The following is a classic movie review of Raging Bull – Directed by Martin Scorsese
Martin Scorsese is one of the greatest filmmakers – and my personal favorite – of all-time. But while I’ve loved his work for years, I still have a lot of his past films to watch for the first time. One movie that I, somehow, managed to always avoid was the classic biographical boxing tragedy Raging Bull. It’s been at the top of my Martin Scorsese watchlist for quite a while, and I’m happy to say that I understand the love Raging Bull has been getting. Raging Bull is, indeed, a masterpiece.
Raging Bull tells the story of Jake LaMotta (played by Robert De Niro) a professional boxer known as ‘the Raging Bull,’ who, in his desperation to become a champion, becomes self-destructive and harmful to others. His brother and manager – Joey (played by Joe Pesci) – tries to rein in his aggressive brother, but fails to do so. Instead, he brings him closer to Jake’s second wife – Vickie (played by Cathy Moriarty) – who becomes the victim of spousal abuse and jealousy.
“That the thing ain’t the ring, it’s the play. So give me a stage. Where this bull here can rage. And though I could fight, I’d much rather recite… That’s entertainment.”
Raging Bull falls under the category of ‘classic films so renowned and praised that everything I can say has surely been said before,’ but I’m still going to be describing my experience watching the film like I would with any other film. Really, the first thing that comes to mind is that it’s a very different boxing movie. If you look at any film as a painting, then one could easily say that boxing is just this film’s frame and the canvas, or paper, itself is masterfully filled with elements that help make Raging Bull stand out.

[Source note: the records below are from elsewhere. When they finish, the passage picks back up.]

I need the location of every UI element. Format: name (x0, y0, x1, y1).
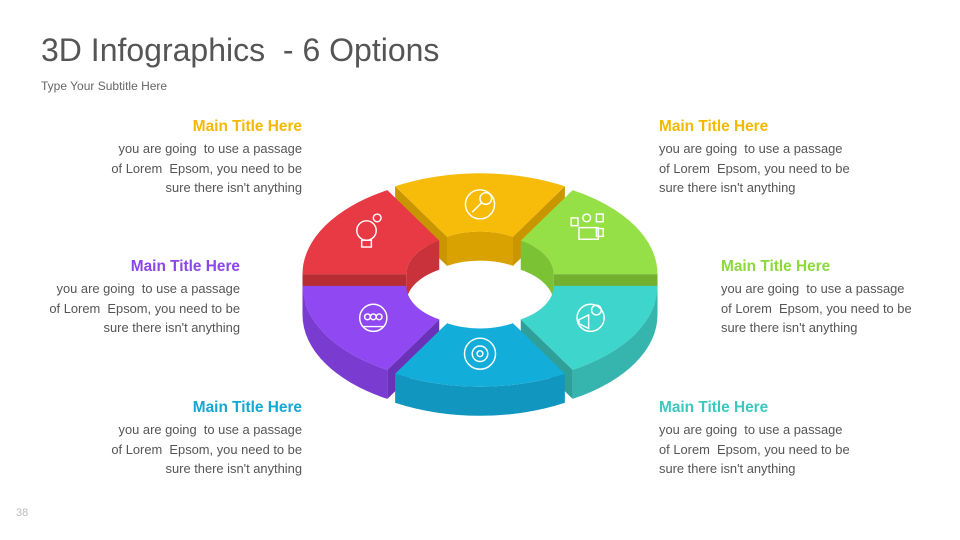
icon: megaphone like (577, 304, 604, 331)
segment: blue (395, 323, 565, 416)
text block: middle right: you are going to use a passage (721, 281, 904, 296)
icon: team gear (360, 304, 387, 331)
text block: top right: sure there isn't anything (659, 180, 795, 195)
text block: bottom right (659, 399, 850, 476)
text block: bottom right: sure there isn't anything (659, 461, 795, 476)
text block: top left (111, 118, 302, 195)
segment: red (302, 190, 439, 303)
text block: top left: of Lorem Epsom, you need to be (111, 160, 302, 176)
text block: middle left: Main Title Here (131, 258, 240, 275)
text block: bottom right: of Lorem Epsom, you need to be (659, 442, 850, 456)
text block: middle left: you are going to use a passage (57, 281, 240, 296)
page number: 38 (16, 507, 28, 519)
text block: middle left: sure there isn't anything (104, 320, 240, 335)
segment: purple (302, 286, 439, 399)
icon: target search (465, 190, 495, 219)
text block: middle left (49, 258, 240, 335)
segment: teal (521, 286, 658, 399)
text block: top left: sure there isn't anything (166, 180, 302, 195)
segment: green (521, 190, 658, 303)
text block: middle left: of Lorem Epsom, you need to be (49, 300, 240, 316)
text block: bottom right: you are going to use a passage (659, 422, 842, 437)
text block: top right: of Lorem Epsom, you need to be (659, 160, 850, 176)
text block: middle right: of Lorem Epsom, you need to be (721, 300, 912, 316)
text block: bottom left: sure there isn't anything (166, 461, 302, 476)
text block: bottom right: Main Title Here (659, 399, 768, 416)
text block: bottom left: of Lorem Epsom, you need to be (111, 442, 302, 456)
icon: gear cycle (464, 338, 496, 369)
icon: social marketing (571, 214, 603, 239)
text block: top right (659, 118, 850, 195)
title: 3D Infographics - 6 Options (41, 32, 439, 68)
text block: middle right: sure there isn't anything (721, 320, 857, 335)
text block: bottom left (111, 399, 302, 476)
segment: yellow (395, 173, 565, 266)
text block: top right: Main Title Here (659, 118, 768, 135)
icon: light bulb (357, 214, 381, 247)
text block: top right: you are going to use a passage (659, 141, 842, 156)
text block: bottom left: Main Title Here (193, 399, 302, 416)
text block: middle right: Main Title Here (721, 258, 830, 275)
text block: top left: Main Title Here (193, 118, 302, 135)
text block: middle right (721, 258, 912, 335)
text block: top left: you are going to use a passage (119, 141, 302, 156)
text block: bottom left: you are going to use a passage (119, 422, 302, 437)
subtitle: Type Your Subtitle Here (41, 79, 167, 93)
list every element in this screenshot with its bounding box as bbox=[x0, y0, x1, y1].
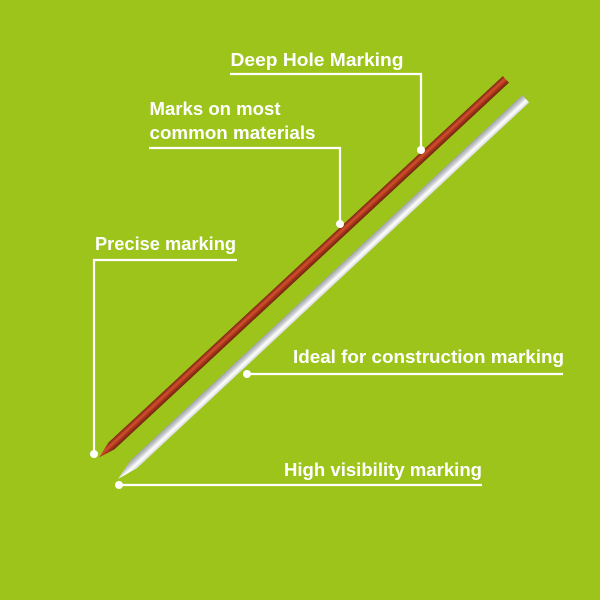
callout: marks on most common materials: common materials bbox=[150, 123, 316, 143]
callout: ideal for construction marking bbox=[243, 347, 564, 378]
callout: deep hole marking bbox=[230, 50, 425, 154]
callout: high visibility marking bbox=[115, 460, 482, 489]
silver marker bbox=[115, 95, 529, 483]
callout: ideal for construction marking: Ideal for construction marking bbox=[293, 347, 564, 367]
callout: precise marking bbox=[90, 234, 237, 458]
callout: marks on most common materials: Marks on most bbox=[150, 99, 281, 119]
callout: deep hole marking: Deep Hole Marking bbox=[230, 50, 404, 70]
callout: marks on most common materials bbox=[149, 99, 344, 228]
callout: precise marking: Precise marking bbox=[95, 234, 236, 254]
callout: high visibility marking: High visibility marking bbox=[284, 460, 482, 480]
red marker bbox=[96, 76, 509, 461]
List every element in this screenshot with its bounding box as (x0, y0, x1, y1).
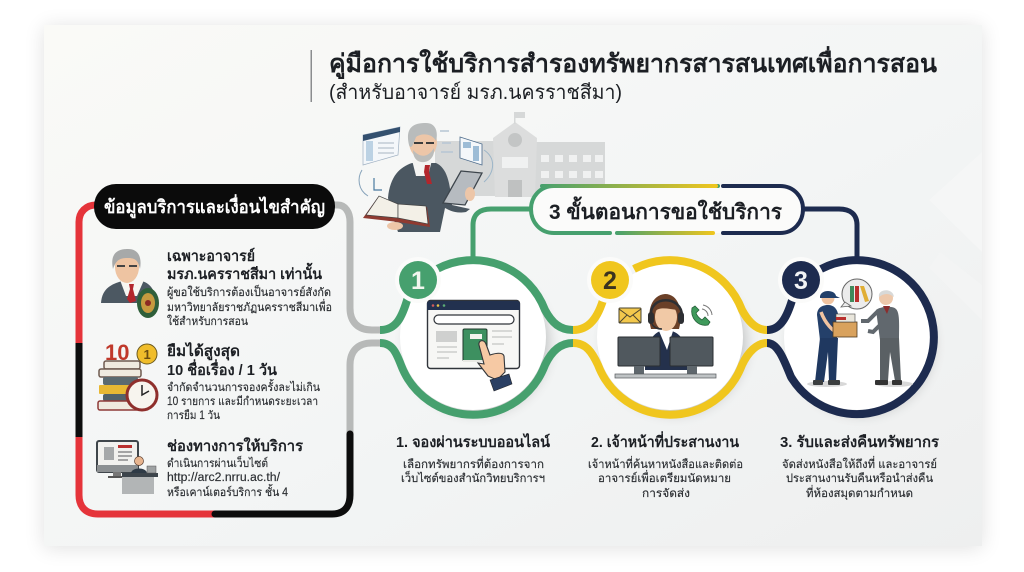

After having seen Raging Bull, I’m not so sure what De Niro performance is his best anymore. For years, I’ve been championing his performance in Taxi Driver, but his performance as Jake LaMotta is just as good as his performance as Travis Bickle – if not better. However, I don’t think I’ve ever seen Joe Pesci better. Pesci is great in Goodfellas as Tommy DeVito (a performance that earned him an Academy Award), but something about his performance here, as Joey LaMotta, really got to me. Cathy Moriarty also gives a really solid performance in the film, which apparently was her debut film performance.
Raging Bull is also supremely well-made, well-shot, and well-edited. No scenes make that more apparent than the scenes within the ring. While all of the fights are extremely violent, there is this one fight that is absolutely breathtaking. It is edited and shot to feel like a nightmare. The lighting in the scene also helps make it the most memorable sequence in the film. As Sugar Ray Robinson gets ready for one final attack on Jake, the film builds anticipation with excellent filmmaking. A stunning sequence of shots. As Jake does his best to stay on the ropes and on his feet, you – as a viewer – are split. You both want him to overcome the attack and you want him to succumb to the pain – to accept the full power of a loss.
Raging Bull is a tragedy about a tired boxer with a Madonna-whore complex, who loses drive and ambition along his career thus leaving him in a devastatingly depressing state at the end of the film. It does feature sequences within the ring where he exorcises his demons, but his real fights take place outside of it as he tries to dominate by strong-arming his environment, his brother, and his wives. The film excels both inside and out of the boxing ring. Raging Bull is undoubtedly a masterpiece. It is a flawless film with palpable violence, utterly convincing acting, and then-state of the art filmmaking.